Burada “diplomatik” ilişkileri yürütenlerin hükümdarlar ve onların temsilcileri olan bürokratlar değil de, tüccarlar olduğu açıkça görülmektedir. Ancak hükümdarlar kendi adlarına yapılan bu kervan seferlerine izin vermekle belli bir gelir sağladıkları gibi, kervan çıkışlarını vergilendirmekle de bu geliri arttırmış oluyorlardı. Kervanların hareket tarihlerinin, Çin’den verilmiş olan izinlere bağlı olduğunu belirten Benedict de Goes, tüccarların her yıl Çin’e gidemediklerini ve ne zaman gitmeleri gerektiğini bildiklerini söylemektedir. Özel olarak belirtilen zamanların dışında gelen heyetlerin de, yeni yıl veya culûs gibi münasebetlerle gelmeleri gerekiyordu.

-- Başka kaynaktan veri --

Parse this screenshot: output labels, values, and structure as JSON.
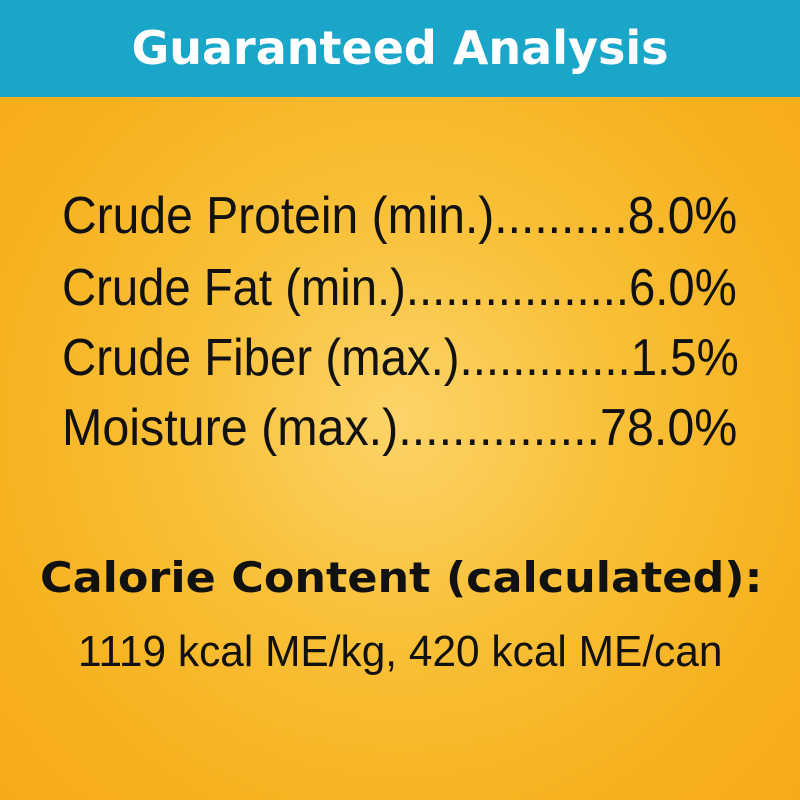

Halbuki durum şimdi öyle değişti ki, New York Times Kazakistan’ın kara limanı diye Khorgos yakınında Nurkent adlı; içinde bir okul, yuva ve dükkanlar olan yeni bir yerleşimden bahsediyor. Burada oturanlar vinç operatörleri, demiryolu işçileri ve gümrük memurları gibi gayet sınırlı bir grup. Havanın -40 dereceye düştüğü bu bölgede, Çin’den Orta Asya’ya gönderilen bilgisayar gibi teknik aksam donmasın diye konteynerler ısıtılıyor, yazın da soğutuluyor. Bugün Topkapı Sarayı’nda bulunan Çin porselenleri kervan yoluyla nakledilirken, porselenler kırılmasın diye hurçlara toprak konur, toprağın içine fasulye ekilirdi. Yol boyunca sulanan toprağın içindeki fasulyeler filiz verir, bu filizler de bugün bilgisayarları koruyan strafor gibi porselenleri sarıp sarmalardı. Demek vasıtalar değişse de yöntemler değişmiyor.

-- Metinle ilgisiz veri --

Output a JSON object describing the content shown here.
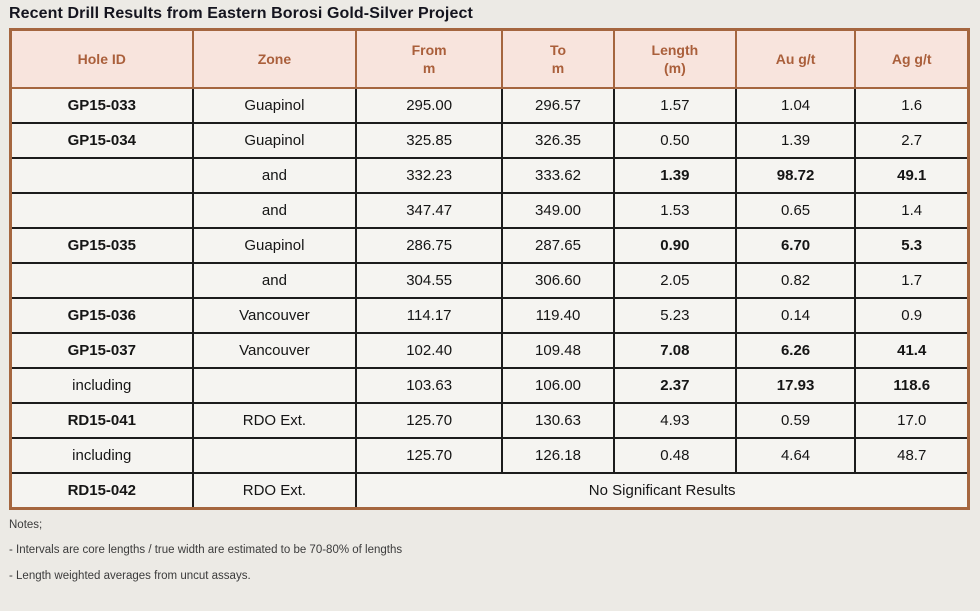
{
  "page": {
    "title": "Recent Drill Results from Eastern Borosi Gold-Silver Project"
  },
  "colors": {
    "page_bg": "#ECEAE5",
    "cell_bg": "#F5F4F1",
    "header_bg": "#F8E4DD",
    "header_text": "#AA5F3B",
    "outer_border_brown": "#A5663F",
    "inner_border_dark": "#1C1C1C",
    "title_text": "#14141E",
    "notes_text": "#3B3B3B"
  },
  "table": {
    "columns": [
      {
        "key": "hole-id",
        "label": "Hole ID",
        "sub": ""
      },
      {
        "key": "zone",
        "label": "Zone",
        "sub": ""
      },
      {
        "key": "from",
        "label": "From",
        "sub": "m"
      },
      {
        "key": "to",
        "label": "To",
        "sub": "m"
      },
      {
        "key": "length",
        "label": "Length",
        "sub": "(m)"
      },
      {
        "key": "au",
        "label": "Au g/t",
        "sub": ""
      },
      {
        "key": "ag",
        "label": "Ag g/t",
        "sub": ""
      }
    ],
    "rows": [
      {
        "hole_id": "GP15-033",
        "zone": "Guapinol",
        "from": "295.00",
        "to": "296.57",
        "length": "1.57",
        "au": "1.04",
        "ag": "1.6",
        "hole_bold": true,
        "vals_bold": false
      },
      {
        "hole_id": "GP15-034",
        "zone": "Guapinol",
        "from": "325.85",
        "to": "326.35",
        "length": "0.50",
        "au": "1.39",
        "ag": "2.7",
        "hole_bold": true,
        "vals_bold": false
      },
      {
        "hole_id": "",
        "zone": "and",
        "from": "332.23",
        "to": "333.62",
        "length": "1.39",
        "au": "98.72",
        "ag": "49.1",
        "hole_bold": false,
        "vals_bold": true
      },
      {
        "hole_id": "",
        "zone": "and",
        "from": "347.47",
        "to": "349.00",
        "length": "1.53",
        "au": "0.65",
        "ag": "1.4",
        "hole_bold": false,
        "vals_bold": false
      },
      {
        "hole_id": "GP15-035",
        "zone": "Guapinol",
        "from": "286.75",
        "to": "287.65",
        "length": "0.90",
        "au": "6.70",
        "ag": "5.3",
        "hole_bold": true,
        "vals_bold": true
      },
      {
        "hole_id": "",
        "zone": "and",
        "from": "304.55",
        "to": "306.60",
        "length": "2.05",
        "au": "0.82",
        "ag": "1.7",
        "hole_bold": false,
        "vals_bold": false
      },
      {
        "hole_id": "GP15-036",
        "zone": "Vancouver",
        "from": "114.17",
        "to": "119.40",
        "length": "5.23",
        "au": "0.14",
        "ag": "0.9",
        "hole_bold": true,
        "vals_bold": false
      },
      {
        "hole_id": "GP15-037",
        "zone": "Vancouver",
        "from": "102.40",
        "to": "109.48",
        "length": "7.08",
        "au": "6.26",
        "ag": "41.4",
        "hole_bold": true,
        "vals_bold": true
      },
      {
        "hole_id": "including",
        "zone": "",
        "from": "103.63",
        "to": "106.00",
        "length": "2.37",
        "au": "17.93",
        "ag": "118.6",
        "hole_bold": false,
        "vals_bold": true
      },
      {
        "hole_id": "RD15-041",
        "zone": "RDO Ext.",
        "from": "125.70",
        "to": "130.63",
        "length": "4.93",
        "au": "0.59",
        "ag": "17.0",
        "hole_bold": true,
        "vals_bold": false
      },
      {
        "hole_id": "including",
        "zone": "",
        "from": "125.70",
        "to": "126.18",
        "length": "0.48",
        "au": "4.64",
        "ag": "48.7",
        "hole_bold": false,
        "vals_bold": false
      },
      {
        "hole_id": "RD15-042",
        "zone": "RDO Ext.",
        "span_message": "No Significant Results",
        "hole_bold": true,
        "vals_bold": false
      }
    ]
  },
  "notes": {
    "heading": "Notes;",
    "items": [
      "- Intervals are core lengths / true width are estimated to be 70-80% of lengths",
      "- Length weighted averages from uncut assays."
    ]
  }
}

Bu kara limanı daha da gelişeceğe benziyor. Zira Çin’den malları Avrupa’ya deniz yoluyla göndermek 40-50 gün alıyor; halbuki buradan göndermek yarı yarıya zaman kazandırıyor. İşin mali cephesine gelince… Bir konteynerin karayolu ile gitmesi denizyoluna göre 10 misli daha pahalı, ama uçaktan gene de daha ucuz. Nurkent Khorgos’takiler ileride mekanize yöntemler kullanarak, masrafı azaltmayı planlıyorlar. Burası gerçekten bir kara limanı; gelişmesini Çin kadar Kazakistan da destekliyor.